Nog even terug naar de vorm van de nieuwtestamentische gemeente. Daarmee besloot ik mijn eerste brief. We kunnen en hoeven nog niet terug naar de vorm van de gemeente uit het Nieuwe Testament. De gemeente van Rome vormde een groepje huisgemeenten van alles bij elkaar ongeveer honderd mensen. Verspreid over een stad met 1 miljoen inwoners. Deze honderd christenen leefden zoals in Romeinen 12 beschreven is. Dat is niet de situatie van kerkelijke gemeenten in Barneveld en veel andere plaatsen.
Misschien moet je je eerlijk de vraag stellen of bijvoorbeeld een gemeente als Hoop voor Noord in Amsterdam meer het beeld van de gemeente van het Nieuwe Testament weerspiegelt dan onze eigen kerkelijke gemeenten. Als de reformatorische kerken zich bekeren en de dingen zoeken die boven zijn worden we echt voorbeeldig.
Naar inmiddels oud gereformeerd gebruik eindig ik met een toepassing. Zullen we op onze eerste kerkelijke vergadering besluiten ons kerkgebouw elke dag open te stellen voor gebed en toerusting? En zullen we elke week met de gemeente een bidstond houden? En ondertussen behalve onze refo-organisaties ook minstens één algemene organisatie voor bestuurlijk of vrijwilligerswerk dienen?
Hartelijke groet,
Ton
De auteur is docent aan Driestar Hogeschool en voorzitter van de Vereniging van docenten in geschiedenis en staatsinrichting in Nederland (VNG).
Beste Ton,
Je haalt in deze brief wel heel veel overhoop om in één brief te antwoorden. Je doet je best om mij als een zuilbestormer te blijven neerzetten. Ik herken me daar beslist niet in. De lezer oordele zelf. Ik probeer vooral cultuur en gedrag te spiegelen aan het Woord van God. De zuil aanklagen doe ik niet, de kerk ook niet. Ik wil een eerlijk zelfonderzoek, waarbij ik ook mijzelf betrek. Het verbaast me echt dat je deze trek niet ontdekt hebt. Heb je ook niet ontdekt dat het grootste deel van het boek een reflectie is op het kerkelijk leven, waarin de refocultuur ook dominant is?

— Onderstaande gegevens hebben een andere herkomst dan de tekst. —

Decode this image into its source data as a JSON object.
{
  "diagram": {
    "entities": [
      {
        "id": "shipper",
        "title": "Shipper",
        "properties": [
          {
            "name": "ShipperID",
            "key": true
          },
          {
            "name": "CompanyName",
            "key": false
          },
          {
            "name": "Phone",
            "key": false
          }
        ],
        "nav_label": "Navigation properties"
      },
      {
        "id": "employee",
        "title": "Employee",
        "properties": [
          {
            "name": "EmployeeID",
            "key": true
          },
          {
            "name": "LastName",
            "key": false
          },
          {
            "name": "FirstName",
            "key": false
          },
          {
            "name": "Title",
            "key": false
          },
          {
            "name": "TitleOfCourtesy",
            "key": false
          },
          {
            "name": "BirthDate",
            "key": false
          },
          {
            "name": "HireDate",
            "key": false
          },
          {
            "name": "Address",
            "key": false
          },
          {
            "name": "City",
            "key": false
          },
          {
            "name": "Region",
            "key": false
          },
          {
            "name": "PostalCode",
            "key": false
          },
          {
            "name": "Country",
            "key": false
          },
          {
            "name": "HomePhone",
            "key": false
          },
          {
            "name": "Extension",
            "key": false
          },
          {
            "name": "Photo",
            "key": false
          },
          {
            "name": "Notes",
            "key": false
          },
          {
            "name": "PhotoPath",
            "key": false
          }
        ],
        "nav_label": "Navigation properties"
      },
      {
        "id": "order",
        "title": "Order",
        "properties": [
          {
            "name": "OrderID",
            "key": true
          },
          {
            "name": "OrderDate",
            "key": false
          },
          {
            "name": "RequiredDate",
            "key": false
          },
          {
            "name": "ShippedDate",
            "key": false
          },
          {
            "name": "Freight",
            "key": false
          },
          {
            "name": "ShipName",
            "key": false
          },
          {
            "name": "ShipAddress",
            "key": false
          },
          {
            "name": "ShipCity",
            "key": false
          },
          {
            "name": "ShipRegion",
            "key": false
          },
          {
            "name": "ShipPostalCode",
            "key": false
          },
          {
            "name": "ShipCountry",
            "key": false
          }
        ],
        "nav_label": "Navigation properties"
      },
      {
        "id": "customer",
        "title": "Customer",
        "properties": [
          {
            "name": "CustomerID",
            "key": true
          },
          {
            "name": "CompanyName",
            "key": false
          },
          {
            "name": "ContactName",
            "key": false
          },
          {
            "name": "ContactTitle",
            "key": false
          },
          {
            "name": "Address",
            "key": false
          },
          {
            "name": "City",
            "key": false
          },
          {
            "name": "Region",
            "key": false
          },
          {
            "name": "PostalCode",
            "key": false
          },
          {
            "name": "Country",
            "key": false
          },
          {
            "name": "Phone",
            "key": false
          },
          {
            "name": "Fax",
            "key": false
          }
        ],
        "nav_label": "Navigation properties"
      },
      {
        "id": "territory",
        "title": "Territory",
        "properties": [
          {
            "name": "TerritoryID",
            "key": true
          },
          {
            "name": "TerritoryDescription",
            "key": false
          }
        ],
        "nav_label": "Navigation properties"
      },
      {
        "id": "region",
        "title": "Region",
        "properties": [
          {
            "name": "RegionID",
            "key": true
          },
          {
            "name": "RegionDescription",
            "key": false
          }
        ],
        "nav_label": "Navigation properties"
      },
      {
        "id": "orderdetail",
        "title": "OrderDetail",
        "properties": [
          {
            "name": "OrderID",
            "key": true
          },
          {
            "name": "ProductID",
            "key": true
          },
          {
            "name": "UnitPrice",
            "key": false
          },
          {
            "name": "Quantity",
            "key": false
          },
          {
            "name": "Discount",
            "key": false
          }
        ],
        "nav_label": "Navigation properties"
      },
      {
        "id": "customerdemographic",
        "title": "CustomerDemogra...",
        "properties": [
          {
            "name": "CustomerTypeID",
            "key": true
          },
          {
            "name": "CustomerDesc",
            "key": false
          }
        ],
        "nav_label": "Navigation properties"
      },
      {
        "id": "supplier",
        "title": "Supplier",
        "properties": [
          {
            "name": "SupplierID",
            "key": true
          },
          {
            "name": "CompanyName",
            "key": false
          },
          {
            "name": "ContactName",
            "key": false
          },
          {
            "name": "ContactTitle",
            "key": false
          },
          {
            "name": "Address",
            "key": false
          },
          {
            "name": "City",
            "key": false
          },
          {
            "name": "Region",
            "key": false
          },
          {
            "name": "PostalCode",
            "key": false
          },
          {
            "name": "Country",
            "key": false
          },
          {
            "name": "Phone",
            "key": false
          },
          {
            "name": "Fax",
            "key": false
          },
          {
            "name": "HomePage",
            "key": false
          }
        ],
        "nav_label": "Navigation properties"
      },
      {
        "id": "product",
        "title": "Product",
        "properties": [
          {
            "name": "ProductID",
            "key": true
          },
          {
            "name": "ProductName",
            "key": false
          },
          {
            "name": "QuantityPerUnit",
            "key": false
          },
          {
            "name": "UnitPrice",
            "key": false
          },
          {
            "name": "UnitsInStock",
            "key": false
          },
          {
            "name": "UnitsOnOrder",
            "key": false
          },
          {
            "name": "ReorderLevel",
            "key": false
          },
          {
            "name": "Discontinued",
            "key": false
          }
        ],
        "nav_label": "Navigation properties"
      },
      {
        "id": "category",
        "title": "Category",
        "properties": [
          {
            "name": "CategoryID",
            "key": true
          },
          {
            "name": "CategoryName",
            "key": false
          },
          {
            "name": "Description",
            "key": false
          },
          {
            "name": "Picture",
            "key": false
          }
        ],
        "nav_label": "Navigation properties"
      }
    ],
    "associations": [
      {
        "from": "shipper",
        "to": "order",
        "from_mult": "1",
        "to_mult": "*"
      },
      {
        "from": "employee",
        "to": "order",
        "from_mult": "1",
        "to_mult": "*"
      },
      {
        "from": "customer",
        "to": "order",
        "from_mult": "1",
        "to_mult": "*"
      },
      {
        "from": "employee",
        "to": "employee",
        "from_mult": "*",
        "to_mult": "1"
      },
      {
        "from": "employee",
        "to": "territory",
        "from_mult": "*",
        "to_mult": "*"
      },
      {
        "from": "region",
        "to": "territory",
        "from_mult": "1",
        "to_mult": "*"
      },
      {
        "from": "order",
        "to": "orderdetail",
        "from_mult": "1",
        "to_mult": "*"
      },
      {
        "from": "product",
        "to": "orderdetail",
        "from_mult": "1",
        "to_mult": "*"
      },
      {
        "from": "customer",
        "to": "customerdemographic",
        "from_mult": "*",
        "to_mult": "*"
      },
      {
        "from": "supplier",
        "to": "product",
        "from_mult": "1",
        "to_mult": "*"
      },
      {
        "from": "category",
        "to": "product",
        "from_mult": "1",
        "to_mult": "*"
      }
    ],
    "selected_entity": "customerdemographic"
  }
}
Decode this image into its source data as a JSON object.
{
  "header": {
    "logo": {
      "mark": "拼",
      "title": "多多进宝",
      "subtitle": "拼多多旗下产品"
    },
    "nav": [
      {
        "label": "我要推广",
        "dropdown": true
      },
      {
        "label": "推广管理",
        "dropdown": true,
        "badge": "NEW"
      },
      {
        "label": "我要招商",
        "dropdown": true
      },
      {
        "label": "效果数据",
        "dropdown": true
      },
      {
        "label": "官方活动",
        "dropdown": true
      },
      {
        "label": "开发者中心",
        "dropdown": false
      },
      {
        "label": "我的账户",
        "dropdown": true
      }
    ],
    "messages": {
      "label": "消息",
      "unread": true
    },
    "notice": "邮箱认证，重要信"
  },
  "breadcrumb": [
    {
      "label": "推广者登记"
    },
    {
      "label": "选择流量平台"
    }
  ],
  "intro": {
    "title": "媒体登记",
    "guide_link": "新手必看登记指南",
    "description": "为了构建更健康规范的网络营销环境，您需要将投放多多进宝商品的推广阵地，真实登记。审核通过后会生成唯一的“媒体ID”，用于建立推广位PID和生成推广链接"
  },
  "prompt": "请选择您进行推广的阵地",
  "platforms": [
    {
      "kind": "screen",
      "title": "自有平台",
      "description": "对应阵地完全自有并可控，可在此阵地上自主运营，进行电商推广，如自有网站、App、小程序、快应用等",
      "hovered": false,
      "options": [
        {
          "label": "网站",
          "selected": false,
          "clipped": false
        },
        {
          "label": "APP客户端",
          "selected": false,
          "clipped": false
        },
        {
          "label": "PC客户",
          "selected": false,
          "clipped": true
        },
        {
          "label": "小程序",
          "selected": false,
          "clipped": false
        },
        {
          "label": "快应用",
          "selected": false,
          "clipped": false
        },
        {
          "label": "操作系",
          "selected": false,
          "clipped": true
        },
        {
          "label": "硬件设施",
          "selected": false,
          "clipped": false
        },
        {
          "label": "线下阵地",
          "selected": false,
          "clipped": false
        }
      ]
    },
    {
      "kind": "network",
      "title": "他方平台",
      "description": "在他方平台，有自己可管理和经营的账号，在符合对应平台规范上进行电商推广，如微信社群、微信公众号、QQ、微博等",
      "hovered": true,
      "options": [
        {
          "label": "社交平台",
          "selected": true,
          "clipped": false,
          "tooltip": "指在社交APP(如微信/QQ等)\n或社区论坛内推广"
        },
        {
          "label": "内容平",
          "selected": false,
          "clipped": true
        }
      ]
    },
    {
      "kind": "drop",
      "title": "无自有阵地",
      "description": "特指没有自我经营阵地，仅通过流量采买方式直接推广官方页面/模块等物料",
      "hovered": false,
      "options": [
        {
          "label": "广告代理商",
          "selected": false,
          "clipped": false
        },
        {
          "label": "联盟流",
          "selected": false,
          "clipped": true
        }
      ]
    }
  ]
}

En nu de vraag of ik de kerkelijke gemeente in Kampen wil aanspreken als gemeente van Jezus Christus. Je weet precies hoe het werkt. Als ik ja zeg, diskwalificeer ik mezelf meteen in refokring: „Alsof we allemaal gelovigen zijn…” Zo eenvoudig werkt het vaak onder ons. Toch is mijn antwoord ja. Ik vraag ieder de volgende gedachten te overwegen en als ik dwaal mij eerlijk op grond van Schrift en belijdenis te corrigeren.
Kerk betekent letterlijk: wat van de Heere is. Christus is de Koning. Alles is in Zijn gemeente gericht op de verheerlijking van Hem, de enige Zaligmaker, verzoening op grond van Zijn offer, de reiniging door Zijn Geest. Daarom wordt op apostolische wijze in de zegengroet de genade en vrede van God de Vader en de Heere Jezus Christus uitgesproken over het geheel van gemeente. Ieder wordt geroepen tot Zijn gemeenschap.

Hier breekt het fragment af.